Generic aromatase inhibitors improve adherence by 50%

the ONA take:

According to a new study published in the Journal of the National Cancer Institute, researchers at Columbia University Medical Canter in New York, New York, have found that generic aromatase inhibitors improved treatment adherence by 50% in patients undergoing treatment for hormone receptor-positive breast cancer.

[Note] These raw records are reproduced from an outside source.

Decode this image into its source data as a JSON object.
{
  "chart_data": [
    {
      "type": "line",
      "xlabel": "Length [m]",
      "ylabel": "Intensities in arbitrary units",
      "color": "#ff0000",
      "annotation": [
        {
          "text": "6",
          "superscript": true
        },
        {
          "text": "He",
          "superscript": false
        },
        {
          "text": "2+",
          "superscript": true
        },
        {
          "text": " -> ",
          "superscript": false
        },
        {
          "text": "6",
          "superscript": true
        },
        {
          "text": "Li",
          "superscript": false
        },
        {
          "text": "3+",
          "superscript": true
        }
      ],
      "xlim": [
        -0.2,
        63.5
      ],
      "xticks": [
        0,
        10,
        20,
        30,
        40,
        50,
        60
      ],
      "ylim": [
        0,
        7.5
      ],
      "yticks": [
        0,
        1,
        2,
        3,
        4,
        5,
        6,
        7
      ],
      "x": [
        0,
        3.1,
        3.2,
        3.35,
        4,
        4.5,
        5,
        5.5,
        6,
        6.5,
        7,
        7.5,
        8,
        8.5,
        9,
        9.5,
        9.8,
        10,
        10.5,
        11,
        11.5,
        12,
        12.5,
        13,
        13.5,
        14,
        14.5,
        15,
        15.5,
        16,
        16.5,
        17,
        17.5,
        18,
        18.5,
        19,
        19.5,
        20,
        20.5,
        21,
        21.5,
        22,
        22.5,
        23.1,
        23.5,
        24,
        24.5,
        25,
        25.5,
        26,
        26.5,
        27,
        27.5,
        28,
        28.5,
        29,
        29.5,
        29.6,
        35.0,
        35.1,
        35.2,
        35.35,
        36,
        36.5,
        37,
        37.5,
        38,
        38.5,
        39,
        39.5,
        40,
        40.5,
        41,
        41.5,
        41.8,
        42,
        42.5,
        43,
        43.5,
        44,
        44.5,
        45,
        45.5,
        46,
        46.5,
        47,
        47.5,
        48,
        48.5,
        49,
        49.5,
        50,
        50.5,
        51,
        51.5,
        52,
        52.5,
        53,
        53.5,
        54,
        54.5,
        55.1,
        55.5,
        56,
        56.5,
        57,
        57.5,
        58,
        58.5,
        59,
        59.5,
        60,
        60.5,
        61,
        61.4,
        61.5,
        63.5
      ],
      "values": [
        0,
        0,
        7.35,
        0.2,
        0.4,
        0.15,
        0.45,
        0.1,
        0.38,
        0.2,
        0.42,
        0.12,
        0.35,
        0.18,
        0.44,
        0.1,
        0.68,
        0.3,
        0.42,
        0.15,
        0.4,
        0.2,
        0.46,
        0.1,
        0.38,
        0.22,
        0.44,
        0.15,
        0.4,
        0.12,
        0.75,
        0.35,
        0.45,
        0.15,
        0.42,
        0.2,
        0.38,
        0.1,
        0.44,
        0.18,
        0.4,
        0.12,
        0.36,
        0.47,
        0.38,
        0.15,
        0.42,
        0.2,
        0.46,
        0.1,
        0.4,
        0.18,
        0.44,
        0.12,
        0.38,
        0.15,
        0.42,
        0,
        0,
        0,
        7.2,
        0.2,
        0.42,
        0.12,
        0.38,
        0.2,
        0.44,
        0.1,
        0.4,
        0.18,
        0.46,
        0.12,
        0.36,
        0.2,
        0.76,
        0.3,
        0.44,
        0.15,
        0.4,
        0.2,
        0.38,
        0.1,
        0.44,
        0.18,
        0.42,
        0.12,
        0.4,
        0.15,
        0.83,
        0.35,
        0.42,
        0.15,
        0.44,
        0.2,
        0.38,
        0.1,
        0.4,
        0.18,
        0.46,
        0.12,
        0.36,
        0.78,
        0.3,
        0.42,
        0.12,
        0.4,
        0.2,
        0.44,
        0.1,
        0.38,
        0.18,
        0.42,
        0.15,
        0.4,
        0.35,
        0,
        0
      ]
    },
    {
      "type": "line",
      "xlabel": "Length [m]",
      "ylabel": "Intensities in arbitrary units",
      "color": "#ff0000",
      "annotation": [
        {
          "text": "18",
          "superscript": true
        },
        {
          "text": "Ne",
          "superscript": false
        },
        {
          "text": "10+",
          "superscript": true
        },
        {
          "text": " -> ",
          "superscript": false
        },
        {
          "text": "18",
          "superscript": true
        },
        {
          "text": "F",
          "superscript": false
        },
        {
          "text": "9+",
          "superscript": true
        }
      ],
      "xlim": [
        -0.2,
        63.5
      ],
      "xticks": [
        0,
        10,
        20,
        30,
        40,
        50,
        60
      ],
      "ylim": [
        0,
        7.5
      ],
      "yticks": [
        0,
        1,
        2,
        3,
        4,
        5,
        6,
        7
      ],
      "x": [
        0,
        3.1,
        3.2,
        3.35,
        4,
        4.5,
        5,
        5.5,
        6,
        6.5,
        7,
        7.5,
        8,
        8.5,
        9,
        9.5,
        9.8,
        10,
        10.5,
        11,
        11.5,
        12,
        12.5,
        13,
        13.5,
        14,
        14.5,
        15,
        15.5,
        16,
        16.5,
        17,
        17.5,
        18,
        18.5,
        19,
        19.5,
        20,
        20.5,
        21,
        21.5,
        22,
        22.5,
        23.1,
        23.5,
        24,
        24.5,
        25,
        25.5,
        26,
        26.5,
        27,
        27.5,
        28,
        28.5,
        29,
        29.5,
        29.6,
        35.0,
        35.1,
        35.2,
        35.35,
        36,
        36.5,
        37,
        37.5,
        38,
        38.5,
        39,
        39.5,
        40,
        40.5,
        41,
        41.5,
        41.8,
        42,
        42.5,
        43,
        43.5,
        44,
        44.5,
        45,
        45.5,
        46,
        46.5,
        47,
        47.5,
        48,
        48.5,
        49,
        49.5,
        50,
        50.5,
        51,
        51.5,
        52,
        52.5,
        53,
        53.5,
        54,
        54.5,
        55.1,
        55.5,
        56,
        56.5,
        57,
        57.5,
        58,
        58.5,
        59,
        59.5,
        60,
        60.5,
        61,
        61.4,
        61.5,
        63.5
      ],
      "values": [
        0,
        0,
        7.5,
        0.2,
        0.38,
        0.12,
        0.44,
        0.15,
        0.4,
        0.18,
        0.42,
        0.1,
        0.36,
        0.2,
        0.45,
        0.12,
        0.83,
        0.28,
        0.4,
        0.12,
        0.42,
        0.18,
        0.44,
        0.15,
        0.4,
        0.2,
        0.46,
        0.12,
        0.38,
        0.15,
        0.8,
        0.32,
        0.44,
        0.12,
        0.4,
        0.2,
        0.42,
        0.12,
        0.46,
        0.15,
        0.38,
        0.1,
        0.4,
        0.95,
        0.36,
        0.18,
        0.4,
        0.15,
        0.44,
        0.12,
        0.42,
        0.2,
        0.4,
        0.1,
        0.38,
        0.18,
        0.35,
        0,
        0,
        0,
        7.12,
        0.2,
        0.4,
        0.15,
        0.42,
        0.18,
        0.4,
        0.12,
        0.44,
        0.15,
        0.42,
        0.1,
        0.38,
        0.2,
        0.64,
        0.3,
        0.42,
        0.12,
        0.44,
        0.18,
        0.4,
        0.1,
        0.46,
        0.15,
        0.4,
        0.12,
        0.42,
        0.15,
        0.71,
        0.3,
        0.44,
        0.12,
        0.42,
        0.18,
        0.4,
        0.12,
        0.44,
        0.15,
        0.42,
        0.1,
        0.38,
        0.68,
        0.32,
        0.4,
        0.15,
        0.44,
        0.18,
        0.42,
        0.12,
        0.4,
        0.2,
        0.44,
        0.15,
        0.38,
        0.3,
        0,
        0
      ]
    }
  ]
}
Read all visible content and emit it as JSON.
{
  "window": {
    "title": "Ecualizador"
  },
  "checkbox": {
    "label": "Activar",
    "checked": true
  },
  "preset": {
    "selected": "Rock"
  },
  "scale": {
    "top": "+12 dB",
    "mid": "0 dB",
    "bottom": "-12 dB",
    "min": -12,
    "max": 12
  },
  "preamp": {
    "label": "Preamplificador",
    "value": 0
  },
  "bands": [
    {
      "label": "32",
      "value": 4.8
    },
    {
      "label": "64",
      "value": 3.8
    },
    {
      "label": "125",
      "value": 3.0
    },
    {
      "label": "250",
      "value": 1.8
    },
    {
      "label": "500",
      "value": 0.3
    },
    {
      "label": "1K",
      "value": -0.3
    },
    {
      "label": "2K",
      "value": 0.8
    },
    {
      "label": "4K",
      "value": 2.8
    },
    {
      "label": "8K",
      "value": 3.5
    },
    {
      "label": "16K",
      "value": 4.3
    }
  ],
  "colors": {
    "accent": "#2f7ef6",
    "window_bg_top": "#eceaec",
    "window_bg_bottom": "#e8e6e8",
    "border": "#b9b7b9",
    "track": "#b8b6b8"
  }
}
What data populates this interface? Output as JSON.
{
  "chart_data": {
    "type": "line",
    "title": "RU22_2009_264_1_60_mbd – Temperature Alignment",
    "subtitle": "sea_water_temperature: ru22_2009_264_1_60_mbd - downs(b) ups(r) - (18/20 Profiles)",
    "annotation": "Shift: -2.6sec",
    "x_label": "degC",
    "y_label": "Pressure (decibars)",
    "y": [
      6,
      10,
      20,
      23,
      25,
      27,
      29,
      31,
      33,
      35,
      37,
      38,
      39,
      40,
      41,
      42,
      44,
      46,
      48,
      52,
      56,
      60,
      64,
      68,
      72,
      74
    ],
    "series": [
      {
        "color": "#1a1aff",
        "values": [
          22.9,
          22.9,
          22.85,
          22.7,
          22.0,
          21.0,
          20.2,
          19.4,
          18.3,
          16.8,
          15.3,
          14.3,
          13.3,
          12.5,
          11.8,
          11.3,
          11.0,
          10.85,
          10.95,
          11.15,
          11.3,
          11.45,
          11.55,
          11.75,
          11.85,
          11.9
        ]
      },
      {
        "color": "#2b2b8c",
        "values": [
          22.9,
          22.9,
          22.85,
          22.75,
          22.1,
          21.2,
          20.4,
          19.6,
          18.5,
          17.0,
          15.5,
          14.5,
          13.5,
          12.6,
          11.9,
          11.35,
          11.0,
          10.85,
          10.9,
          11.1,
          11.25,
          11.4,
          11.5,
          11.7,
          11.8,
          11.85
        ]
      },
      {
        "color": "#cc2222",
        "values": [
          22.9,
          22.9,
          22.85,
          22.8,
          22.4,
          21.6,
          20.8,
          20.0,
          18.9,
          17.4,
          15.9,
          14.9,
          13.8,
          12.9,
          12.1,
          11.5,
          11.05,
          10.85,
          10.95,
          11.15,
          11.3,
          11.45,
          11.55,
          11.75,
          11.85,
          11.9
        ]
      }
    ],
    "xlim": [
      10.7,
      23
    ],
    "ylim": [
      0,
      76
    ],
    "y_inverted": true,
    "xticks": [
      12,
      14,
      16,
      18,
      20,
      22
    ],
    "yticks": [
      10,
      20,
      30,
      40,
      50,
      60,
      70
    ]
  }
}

Aromatase inhibitors, such as anastrazole, exemestane, and letrozole, are the most common type of hormone therapy used for the treatment of estrogen receptor-positive localized breast cancer, but until 2010, these drugs were brand-name only and were associated with higher co-payments. A previous study found higher co-payments of aromatase inhibitors decreased adherence.

For this study, researchers identified 5,511 women ages 50 and older with early stage breast cancer who received aromatase inhibitors between 2007 and 2012. Results showed that patients taking a generic drug were 50% more adherent to their regimen and 30% less likely to stop treatment early compared with women taking brand name aromatase inhibitors.

The researchers suggest that cost alone was not the reason for non-adherence, but rather when in combination with adverse effects like joint stiffness. The researchers also recommend that physicians reinforce to their patients the importance of remaining adherent to their treatment regimens.

Generic aromatase inhibitors improve adherence by 50%
Aromatase inhibitors improved treatment adherence by 50% in hormone receptor-positive breast cancer.

Although oral hormonal therapy is known to substantially reduce breast cancer recurrence in women with hormone receptor-positive tumors, about one-half of patients fail to take their medications as directed. A new study by Columbia University Medical Center (CUMC) researchers has found that the introduction of generic aromatase inhibitors (the most common type of hormone therapy), which are considerably less expensive than their brand name counterparts, increased treatment adherence by 50 percent.

The study was published today in the online issue of Journal of the National Cancer Institute.